15 July 1997
Journal of Commerce
Editorial
Bull in a china shop Congress is dabbling in diplomacy again, and making a mess of it.
The House last week overwhelmingly approved a bill that would ban financial transactions with countries the government views as supporting terrorism. The Senate passed a different version last month.
The House bill, a bipartisan effort of Reps. Charles Schumer, D-N.Y., and Bill McCollum, R-Fla., would affect U.S. trading and investing in Syria and Sudan - the only two countries on the State Department's terrorism list that are not already subject to U.S. embargoes. Like other unilateral U.S. sanctions laws - involving Cuba, Iran, Libya and Burma, among others - this measure would be counterproductive, harming Americans more than anyone else and failing to make much of a dent in international terrorism.
The Sudan-Syria measure is the latest in a long roster of unilateral American sanctions programs: 61 measures imposed on 35 nations in the past four years, according to USA*ENGAGE, a business coalition. The best-known example - the U.S. embargo against Cuba - has alienated America's allies and trading partners while doing nothing to remove Fidel Castro from power. Meanwhile, state-imposed sanctions, such as the Massachusetts boycott against firms doing business with Myanmar, are causing damage as well; Japan says it is considering filing a complaint at the World Trade Organization against the Massachusetts ban.
Contrary to the claims of sanctions boosters, such measures are not cost-free. Without concerted international action, U.S. trade embargoes simply divert business from U.S. companies to their competitors, and tarnish U.S. companies as unreliable suppliers.
The proposed ban on trade with Sudan and Libya also would complicate U.S. diplomacy in the Middle East. Under a related Senate measure, trade with Syria - a key component of any Middle East peace plan - could take place only under a U.S. government waiver, if the president decides such trade is vital to U.S. national security. That puts the president in the uncomfortable position of having to designate Syria, sponsor of radical groups such as Hezbollah and Hamas, as vital to U.S. security.
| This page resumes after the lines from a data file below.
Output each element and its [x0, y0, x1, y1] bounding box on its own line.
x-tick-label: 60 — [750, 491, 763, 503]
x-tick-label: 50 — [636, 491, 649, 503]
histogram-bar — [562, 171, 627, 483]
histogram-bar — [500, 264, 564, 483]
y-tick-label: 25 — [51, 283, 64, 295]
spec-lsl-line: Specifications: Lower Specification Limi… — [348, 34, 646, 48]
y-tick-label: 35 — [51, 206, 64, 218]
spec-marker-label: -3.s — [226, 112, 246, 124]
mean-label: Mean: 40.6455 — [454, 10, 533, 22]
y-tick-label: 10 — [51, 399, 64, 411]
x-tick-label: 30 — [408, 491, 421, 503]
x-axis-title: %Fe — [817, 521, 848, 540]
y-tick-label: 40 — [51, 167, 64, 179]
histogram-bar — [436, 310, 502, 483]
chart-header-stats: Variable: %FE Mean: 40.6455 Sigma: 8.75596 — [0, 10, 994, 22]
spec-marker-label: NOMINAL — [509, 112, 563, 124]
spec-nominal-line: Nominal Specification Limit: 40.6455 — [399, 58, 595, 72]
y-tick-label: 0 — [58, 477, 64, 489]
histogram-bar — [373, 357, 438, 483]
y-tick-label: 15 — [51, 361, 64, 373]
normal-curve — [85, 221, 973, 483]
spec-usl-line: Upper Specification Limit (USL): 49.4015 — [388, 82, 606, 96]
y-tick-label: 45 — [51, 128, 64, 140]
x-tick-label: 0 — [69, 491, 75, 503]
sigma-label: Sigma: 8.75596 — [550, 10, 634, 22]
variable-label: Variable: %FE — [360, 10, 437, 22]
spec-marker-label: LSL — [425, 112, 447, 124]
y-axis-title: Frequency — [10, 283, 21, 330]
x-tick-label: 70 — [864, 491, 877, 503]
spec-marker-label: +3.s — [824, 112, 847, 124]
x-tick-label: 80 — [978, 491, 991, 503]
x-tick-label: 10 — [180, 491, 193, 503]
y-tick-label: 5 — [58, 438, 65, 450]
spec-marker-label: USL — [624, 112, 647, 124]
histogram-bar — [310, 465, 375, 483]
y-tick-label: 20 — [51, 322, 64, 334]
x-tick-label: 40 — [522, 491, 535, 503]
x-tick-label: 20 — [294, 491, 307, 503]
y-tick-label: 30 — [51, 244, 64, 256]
Certainly, rooting out international terrorism is a worthy goal. But adopting a rigid ban on all financial transactions with rogue governments would mean, among other things, that U.S. nationals could no longer work on humanitarian programs in those countries, or receive payment from those nations even for claims related to terrorist acts. Economic sanctions have never proven to be an effective substitute for diplomatic solutions.
To its credit, the Clinton administration is fighting the proposed ban, rightly pointing out that sanctions are ineffective when unilateral and that this measure would damage U.S. diplomatic interests. Yet the administration also has itself to blame for the proliferation of trade sanctions. It has never taken a principled stand against such measures, and has pushed some sanctions bills of its own. As a result, it is much less convincing in opposing the Syria/Sudan ban as an obstacle to peace.
Still, it's not too late to take a stand. If this measure reaches Mr. Clinton's desk, he should veto it forthwith.